Verse 12 — "He was ruddy, with a handsome face and good appearance" David's physical description is carefully nuanced. The Hebrew 'admonî (ruddy) may indicate reddish hair or a healthy, sun-bronzed complexion — the look of a young man who has labored outdoors. "Handsome of eyes" (yəpēh 'ênayim) is more literally "beautiful of eyes" in the Hebrew, suggesting an interior luminosity as much as outward beauty. The narrator's attention to David's appearance is deliberate and ironic: only three verses earlier, God rebuked Samuel for looking at outward stature (v. 7 — "man looks at the outward appearance, but Yahweh looks at the heart"). Now God's own command — "Arise, anoint him, for this is he" — comes immediately upon seeing David. The tension resolves not because God contradicts himself, but because David's appearance, unlike Eliab's imposing physique, is not a mask over an unsuitable interior. His countenance reflects something genuine. The divine declaration kî-zeh hû' ("for this is he") is terse and sovereign — no deliberation, no condition, no ceremony of discernment. God has already decided; Samuel need only obey.

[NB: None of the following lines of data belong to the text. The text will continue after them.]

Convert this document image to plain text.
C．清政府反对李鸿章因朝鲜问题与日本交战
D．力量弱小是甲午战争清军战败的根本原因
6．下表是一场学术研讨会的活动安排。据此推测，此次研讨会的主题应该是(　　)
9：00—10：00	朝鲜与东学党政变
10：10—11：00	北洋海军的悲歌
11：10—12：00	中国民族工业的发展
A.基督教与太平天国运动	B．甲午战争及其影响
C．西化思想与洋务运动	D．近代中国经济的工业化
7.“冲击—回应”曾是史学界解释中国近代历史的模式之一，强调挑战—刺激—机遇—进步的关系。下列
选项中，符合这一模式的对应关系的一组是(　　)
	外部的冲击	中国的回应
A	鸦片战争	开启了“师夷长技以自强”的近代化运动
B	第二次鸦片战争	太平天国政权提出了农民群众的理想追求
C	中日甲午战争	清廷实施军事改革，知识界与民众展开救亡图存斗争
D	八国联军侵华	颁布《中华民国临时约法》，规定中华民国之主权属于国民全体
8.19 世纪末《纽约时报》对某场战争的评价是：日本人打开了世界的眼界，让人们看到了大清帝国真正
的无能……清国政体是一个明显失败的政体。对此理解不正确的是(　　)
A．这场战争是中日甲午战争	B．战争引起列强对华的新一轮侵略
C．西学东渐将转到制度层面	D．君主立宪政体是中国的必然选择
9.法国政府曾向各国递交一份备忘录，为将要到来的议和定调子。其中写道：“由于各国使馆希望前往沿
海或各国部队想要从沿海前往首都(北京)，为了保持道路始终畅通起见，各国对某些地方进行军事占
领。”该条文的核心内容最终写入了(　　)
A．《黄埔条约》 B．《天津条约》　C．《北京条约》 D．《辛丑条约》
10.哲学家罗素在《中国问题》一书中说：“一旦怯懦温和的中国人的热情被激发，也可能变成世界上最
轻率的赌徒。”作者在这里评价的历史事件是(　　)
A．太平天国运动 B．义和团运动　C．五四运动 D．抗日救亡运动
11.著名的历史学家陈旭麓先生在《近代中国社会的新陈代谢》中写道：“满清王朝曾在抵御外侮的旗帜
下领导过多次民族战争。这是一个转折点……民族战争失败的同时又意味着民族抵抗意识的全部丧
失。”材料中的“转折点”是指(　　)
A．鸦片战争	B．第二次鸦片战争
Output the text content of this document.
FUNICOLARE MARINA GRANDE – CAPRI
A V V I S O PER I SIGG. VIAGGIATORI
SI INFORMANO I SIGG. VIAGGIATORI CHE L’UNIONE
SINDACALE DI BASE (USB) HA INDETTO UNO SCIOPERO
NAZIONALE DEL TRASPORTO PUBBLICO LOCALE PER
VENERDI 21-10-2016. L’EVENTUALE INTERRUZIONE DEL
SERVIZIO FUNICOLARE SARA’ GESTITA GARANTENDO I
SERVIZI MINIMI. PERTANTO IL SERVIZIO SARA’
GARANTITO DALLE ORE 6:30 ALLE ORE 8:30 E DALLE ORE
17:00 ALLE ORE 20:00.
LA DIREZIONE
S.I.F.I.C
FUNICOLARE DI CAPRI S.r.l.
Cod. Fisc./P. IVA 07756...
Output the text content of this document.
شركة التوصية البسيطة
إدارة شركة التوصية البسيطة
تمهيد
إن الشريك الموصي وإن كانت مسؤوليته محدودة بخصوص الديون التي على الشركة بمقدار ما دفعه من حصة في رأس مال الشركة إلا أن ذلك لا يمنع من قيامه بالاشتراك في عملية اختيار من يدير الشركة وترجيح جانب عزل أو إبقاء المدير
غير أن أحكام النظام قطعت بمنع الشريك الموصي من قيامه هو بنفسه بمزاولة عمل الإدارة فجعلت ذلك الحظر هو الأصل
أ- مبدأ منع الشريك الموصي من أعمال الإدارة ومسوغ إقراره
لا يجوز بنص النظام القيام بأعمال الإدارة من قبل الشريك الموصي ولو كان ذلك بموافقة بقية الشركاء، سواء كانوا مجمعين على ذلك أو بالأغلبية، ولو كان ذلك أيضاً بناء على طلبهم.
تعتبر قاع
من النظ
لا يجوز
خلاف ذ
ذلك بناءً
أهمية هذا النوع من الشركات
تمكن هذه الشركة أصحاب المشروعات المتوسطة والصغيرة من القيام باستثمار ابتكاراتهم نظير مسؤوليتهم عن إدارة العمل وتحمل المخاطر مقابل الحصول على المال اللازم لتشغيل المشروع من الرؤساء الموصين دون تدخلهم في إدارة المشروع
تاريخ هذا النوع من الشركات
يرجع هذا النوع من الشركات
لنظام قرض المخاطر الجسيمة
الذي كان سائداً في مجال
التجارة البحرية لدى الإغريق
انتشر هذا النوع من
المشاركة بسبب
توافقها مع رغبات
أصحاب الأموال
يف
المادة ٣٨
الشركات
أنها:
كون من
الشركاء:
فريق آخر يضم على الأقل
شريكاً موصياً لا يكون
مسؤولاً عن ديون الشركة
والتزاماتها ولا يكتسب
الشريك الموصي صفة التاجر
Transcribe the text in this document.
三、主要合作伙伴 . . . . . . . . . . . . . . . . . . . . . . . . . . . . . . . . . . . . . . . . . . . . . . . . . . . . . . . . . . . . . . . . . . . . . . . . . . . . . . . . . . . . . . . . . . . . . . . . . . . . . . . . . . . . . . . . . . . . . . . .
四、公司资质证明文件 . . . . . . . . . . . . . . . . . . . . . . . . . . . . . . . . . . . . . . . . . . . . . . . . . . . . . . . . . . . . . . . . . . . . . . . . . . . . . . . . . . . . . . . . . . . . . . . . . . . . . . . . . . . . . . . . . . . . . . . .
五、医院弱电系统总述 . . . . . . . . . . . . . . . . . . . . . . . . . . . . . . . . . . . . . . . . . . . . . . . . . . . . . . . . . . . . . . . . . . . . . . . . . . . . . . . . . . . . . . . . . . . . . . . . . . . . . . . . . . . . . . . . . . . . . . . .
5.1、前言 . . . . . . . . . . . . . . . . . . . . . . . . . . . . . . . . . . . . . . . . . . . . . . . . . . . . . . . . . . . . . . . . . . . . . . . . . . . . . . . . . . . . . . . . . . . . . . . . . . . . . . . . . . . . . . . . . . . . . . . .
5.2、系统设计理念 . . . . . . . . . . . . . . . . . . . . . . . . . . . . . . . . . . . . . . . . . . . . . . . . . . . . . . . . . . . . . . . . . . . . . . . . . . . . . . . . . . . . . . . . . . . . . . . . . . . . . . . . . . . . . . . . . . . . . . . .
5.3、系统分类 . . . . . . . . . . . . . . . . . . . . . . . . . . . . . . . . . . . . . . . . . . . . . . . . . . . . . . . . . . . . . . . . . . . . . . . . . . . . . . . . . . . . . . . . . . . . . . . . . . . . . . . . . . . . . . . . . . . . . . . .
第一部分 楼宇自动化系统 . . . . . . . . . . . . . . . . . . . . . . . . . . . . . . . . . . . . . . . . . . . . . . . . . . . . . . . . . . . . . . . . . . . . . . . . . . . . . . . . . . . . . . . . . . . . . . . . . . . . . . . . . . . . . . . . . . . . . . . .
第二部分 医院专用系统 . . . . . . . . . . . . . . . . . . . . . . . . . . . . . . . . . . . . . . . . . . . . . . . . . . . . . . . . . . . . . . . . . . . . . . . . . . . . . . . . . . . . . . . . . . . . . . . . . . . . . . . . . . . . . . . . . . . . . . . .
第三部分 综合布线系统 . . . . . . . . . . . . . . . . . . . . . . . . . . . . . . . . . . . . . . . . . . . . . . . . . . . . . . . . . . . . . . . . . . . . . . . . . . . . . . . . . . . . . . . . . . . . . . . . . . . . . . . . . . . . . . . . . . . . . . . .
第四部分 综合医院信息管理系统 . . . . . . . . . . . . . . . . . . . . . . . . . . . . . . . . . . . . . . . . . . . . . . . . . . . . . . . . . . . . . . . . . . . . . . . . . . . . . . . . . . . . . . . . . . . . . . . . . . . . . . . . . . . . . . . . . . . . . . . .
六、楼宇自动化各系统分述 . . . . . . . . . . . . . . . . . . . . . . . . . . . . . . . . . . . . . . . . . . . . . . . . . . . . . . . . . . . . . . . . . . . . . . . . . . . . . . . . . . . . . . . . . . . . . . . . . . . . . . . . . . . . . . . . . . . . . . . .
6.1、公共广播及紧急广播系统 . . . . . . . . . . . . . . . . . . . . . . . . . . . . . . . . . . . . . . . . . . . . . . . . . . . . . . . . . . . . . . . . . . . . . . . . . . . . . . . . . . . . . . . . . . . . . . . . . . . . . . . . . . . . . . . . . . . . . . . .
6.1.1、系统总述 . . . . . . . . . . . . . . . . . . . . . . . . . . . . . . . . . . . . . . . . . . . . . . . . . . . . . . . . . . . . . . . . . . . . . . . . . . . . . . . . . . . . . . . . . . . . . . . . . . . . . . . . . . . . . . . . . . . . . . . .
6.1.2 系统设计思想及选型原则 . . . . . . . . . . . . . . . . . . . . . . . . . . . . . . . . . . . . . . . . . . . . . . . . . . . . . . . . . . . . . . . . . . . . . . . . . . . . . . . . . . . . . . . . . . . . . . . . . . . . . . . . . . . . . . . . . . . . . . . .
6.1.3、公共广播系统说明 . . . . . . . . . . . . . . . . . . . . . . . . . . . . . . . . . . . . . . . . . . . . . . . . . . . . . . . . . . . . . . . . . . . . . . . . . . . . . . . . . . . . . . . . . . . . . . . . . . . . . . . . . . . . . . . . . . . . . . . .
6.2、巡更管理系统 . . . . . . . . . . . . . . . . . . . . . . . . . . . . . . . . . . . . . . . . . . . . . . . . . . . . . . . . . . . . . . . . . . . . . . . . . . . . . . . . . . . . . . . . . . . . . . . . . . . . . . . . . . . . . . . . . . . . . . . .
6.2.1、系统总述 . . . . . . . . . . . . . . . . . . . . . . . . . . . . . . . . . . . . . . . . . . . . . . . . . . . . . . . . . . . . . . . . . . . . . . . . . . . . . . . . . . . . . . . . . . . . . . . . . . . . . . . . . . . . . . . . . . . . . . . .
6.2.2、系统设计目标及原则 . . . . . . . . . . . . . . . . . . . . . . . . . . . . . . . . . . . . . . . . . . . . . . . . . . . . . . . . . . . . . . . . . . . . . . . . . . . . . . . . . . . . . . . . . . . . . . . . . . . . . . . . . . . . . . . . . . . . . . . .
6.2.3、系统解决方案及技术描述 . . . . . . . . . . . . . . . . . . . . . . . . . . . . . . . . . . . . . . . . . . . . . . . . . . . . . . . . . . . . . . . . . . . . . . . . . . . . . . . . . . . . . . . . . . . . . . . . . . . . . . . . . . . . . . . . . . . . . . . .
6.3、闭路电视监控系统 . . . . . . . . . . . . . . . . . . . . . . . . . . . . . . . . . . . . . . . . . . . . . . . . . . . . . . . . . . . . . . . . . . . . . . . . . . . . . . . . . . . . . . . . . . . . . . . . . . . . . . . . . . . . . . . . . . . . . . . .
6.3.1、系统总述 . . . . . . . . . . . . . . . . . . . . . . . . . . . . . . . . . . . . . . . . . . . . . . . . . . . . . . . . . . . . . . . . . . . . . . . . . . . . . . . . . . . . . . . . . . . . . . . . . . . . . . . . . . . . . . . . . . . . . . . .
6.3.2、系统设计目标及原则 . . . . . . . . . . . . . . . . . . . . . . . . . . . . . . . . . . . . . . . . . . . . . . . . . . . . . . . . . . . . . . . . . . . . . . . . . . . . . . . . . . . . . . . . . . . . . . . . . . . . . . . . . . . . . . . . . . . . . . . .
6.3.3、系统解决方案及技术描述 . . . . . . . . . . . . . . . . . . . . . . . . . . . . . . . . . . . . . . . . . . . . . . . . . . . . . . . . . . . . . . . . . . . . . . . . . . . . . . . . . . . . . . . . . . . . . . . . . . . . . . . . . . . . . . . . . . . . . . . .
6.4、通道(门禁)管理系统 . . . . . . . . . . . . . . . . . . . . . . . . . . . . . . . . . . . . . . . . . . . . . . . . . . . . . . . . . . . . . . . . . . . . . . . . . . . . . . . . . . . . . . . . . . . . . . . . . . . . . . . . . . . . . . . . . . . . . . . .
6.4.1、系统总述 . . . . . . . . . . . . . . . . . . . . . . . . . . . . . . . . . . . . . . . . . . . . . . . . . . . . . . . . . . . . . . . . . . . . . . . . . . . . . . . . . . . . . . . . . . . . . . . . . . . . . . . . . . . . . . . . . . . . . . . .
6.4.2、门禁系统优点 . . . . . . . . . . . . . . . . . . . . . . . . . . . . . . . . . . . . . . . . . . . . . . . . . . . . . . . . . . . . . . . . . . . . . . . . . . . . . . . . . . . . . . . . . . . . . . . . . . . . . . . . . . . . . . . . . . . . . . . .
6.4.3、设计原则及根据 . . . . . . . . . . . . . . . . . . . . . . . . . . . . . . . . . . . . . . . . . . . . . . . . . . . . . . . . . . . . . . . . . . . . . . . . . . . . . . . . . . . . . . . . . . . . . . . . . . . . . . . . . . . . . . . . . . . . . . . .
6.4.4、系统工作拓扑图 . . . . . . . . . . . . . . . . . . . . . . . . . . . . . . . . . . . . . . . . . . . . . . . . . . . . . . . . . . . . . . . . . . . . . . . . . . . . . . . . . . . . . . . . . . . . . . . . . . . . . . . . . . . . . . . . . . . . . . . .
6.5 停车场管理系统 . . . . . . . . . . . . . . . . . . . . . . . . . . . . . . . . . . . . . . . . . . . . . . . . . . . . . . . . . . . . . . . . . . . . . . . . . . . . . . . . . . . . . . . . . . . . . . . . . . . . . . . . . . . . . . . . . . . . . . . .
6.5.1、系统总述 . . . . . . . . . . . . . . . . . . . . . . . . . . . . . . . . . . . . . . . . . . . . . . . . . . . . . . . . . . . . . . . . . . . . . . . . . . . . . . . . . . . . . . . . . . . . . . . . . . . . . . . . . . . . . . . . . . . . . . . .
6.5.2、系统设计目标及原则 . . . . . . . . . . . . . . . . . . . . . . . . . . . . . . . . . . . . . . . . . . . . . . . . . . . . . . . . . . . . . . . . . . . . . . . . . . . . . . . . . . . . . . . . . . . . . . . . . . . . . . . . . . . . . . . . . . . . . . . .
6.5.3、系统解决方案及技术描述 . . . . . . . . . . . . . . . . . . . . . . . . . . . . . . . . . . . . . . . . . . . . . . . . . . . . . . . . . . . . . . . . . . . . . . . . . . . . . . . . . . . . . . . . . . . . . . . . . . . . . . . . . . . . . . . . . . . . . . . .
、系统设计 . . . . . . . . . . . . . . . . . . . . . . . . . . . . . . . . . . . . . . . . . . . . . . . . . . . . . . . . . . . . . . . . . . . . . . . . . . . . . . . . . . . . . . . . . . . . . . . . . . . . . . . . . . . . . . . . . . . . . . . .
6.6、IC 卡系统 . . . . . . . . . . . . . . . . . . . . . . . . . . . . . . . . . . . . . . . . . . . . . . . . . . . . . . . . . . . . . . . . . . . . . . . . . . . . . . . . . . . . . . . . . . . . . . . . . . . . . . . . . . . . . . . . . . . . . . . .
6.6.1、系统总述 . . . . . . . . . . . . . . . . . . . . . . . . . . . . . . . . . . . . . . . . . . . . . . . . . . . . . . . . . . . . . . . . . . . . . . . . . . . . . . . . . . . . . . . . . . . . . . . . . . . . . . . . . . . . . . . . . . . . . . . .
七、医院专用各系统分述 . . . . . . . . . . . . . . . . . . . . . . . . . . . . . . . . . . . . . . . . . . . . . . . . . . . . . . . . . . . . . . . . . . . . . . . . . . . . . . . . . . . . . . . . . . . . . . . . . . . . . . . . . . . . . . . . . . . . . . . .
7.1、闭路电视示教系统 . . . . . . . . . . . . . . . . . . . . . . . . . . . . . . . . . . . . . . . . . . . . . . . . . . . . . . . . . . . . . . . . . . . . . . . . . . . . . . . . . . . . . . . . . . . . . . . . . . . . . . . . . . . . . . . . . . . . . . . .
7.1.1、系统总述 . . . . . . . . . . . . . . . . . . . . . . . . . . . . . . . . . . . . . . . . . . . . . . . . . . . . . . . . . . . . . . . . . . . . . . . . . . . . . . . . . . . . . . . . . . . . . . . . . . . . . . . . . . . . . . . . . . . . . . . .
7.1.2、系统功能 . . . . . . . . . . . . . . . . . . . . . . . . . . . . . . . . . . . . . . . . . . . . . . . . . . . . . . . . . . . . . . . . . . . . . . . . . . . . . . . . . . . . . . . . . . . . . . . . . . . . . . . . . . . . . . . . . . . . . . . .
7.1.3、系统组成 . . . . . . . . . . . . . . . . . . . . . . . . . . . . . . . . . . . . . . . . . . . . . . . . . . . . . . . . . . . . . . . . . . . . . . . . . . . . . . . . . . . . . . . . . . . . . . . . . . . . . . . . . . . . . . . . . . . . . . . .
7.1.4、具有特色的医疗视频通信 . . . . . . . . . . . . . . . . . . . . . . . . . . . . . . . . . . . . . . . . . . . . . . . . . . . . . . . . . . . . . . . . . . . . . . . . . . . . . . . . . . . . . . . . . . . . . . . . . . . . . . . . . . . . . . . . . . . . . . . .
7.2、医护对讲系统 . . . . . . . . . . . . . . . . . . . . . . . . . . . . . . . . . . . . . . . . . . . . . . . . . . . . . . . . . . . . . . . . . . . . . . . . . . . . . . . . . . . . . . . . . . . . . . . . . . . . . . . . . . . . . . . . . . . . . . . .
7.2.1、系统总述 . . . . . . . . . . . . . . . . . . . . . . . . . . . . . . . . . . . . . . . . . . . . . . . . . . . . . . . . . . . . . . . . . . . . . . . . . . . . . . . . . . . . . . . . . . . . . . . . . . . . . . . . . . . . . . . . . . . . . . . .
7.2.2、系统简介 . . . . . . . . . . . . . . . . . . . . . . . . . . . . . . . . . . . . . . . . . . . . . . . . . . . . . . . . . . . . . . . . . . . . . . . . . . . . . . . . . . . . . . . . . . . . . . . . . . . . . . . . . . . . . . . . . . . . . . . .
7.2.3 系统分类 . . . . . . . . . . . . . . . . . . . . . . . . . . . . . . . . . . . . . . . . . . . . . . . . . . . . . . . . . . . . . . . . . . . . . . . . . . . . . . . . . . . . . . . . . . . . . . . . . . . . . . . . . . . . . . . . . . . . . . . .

Verse 13 — The Anointing and the Descent of the Spirit Samuel takes the qeren haššemen — the horn of oil — and anoints David bəqereb 'eḥāyw, "in the midst of his brothers." The public, fraternal setting matters: David is not anointed in secret but witnessed, even if the full meaning of the act will not be politically realized for years. The horn of oil, pressed from olive trees, is the ancient Near Eastern sign of divine appointment for king and priest alike. Crucially, the text reports that the Spirit of Yahweh (rushed, came mightily) upon David — the same verb used when the Spirit came upon Samson (Judges 14:6) and Saul (1 Sam. 10:10). But where the Spirit's presence in Saul would be volatile and ultimately withdrawn (v. 14), the phrase — "from that day forward" — marks a permanence in David's anointing that is theologically unprecedented in the narrative. This is not a sporadic charism but a sustained indwelling. Samuel's quiet departure to Ramah closes the scene: his role is complete. History has pivoted, though the world does not yet know it.